O empregador não pode “ser condenado por dar emprego a um estrangeiro sem permissão de estadia se não tem conhecimento de que o trabalhador é irregular”.
A afirmação consta do parecer nº 21 da“Fondazione Studi dei Consulenti del Lavoro”. Os especialistas apontam que a sentença da Corte de Cassação n.32.934, de 31 de agosto de 2011, refere-se à responsabilidade penal "do empregador que se omite de verificar, antes de contratar o empregado, a regularidade da permissão de estadia dos funcionários da sua empresa".
No entanto, eles alertam que este princípio diz respeito ao passado, uma vez que “para os fatos ocorridos após 23 de maio de 2008 é aplicável a nova legislação, segundo a qual o crime em questão se configura somente se houver dolo (intenção e não mera negligência) por parte do empresário”. Conseqüentemente, “para que haja responsabilidade penal não basta que o empregador não tenha verificado a existência de uma permissão de estadia, mas sim que ele tenha tido a intenção clara de contratar o estrangeiro, mesmo sabendo que ele era irregular”.
De fato, o decreto lei de 23 de maio introduziu uma modificação importante no Decreto Legislativo n. 286, de 1998, alterando a punição para este delito.

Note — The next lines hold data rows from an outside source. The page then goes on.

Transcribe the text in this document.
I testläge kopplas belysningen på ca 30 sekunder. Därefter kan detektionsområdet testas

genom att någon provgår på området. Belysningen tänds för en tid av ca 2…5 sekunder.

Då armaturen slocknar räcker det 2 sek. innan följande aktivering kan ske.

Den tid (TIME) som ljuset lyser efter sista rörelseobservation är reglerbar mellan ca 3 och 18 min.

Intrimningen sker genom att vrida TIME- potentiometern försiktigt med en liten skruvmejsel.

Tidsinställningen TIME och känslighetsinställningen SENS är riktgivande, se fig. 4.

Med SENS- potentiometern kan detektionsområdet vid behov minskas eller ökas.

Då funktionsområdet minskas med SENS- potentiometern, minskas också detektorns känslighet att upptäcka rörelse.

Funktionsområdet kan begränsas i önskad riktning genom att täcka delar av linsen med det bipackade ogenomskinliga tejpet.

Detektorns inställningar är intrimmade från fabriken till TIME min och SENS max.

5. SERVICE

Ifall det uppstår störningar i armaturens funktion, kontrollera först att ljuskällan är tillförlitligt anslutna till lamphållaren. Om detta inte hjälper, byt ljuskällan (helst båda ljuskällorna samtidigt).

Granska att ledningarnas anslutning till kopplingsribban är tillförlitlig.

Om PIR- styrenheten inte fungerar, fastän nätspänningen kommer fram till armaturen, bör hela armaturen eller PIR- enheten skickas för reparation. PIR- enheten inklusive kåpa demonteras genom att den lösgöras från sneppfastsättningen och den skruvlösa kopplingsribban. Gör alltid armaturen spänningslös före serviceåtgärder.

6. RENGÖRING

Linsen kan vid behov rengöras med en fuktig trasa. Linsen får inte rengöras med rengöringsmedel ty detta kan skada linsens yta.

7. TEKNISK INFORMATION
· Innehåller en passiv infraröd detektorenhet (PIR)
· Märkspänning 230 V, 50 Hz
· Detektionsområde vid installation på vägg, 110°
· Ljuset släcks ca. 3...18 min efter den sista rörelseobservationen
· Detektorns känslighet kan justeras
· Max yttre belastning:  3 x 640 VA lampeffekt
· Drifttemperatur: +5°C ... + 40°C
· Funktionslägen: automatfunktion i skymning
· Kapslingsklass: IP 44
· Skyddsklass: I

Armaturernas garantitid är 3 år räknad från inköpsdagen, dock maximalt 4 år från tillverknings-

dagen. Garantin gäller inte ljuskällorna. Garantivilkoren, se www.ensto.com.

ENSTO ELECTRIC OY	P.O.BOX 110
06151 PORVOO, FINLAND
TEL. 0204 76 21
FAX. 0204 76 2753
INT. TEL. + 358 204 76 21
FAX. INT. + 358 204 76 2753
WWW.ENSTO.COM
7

Antes de 2008, o crime era punido com três meses a um ano de detenção e multa de 5.000 euros para cada trabalhador irregular e o fato existia mesmo quando tivesse ocorrido devido a negligência, imprudência ou imperícia por parte do empregador, ou seja, por descumprimento de lei, regulamento ou ordem disciplinar.
Após a reforma, o crime passou a ter pena de seis meses a três anos de prisão além de multa de 5 mil euros para cada trabalhador empregado. “Além de ter aumentado a pena de prisão, a norma alterou a classificação do delito (de contravenção a crime) o que acarreta conseqüências importantes com relação ao elemento subjetivo do crime: de fato, de acordo com o Código Penal, aqueles que cometem crimes são puníveis, salvo disposição em contrário, se há dolo na conduta. Nas contravenções, ao contrário, é suficiente que haja culpa”.
“Portanto, atualmente a pena é mais severa, mas o crime se configura somente se a contratação do estrangeiro sem permissão de estadia for dolosa, ou seja, com intenção. Por outro lado, a conduta culposa da não-verificação da permissão de residência do trabalhador não é mais considerada crime”.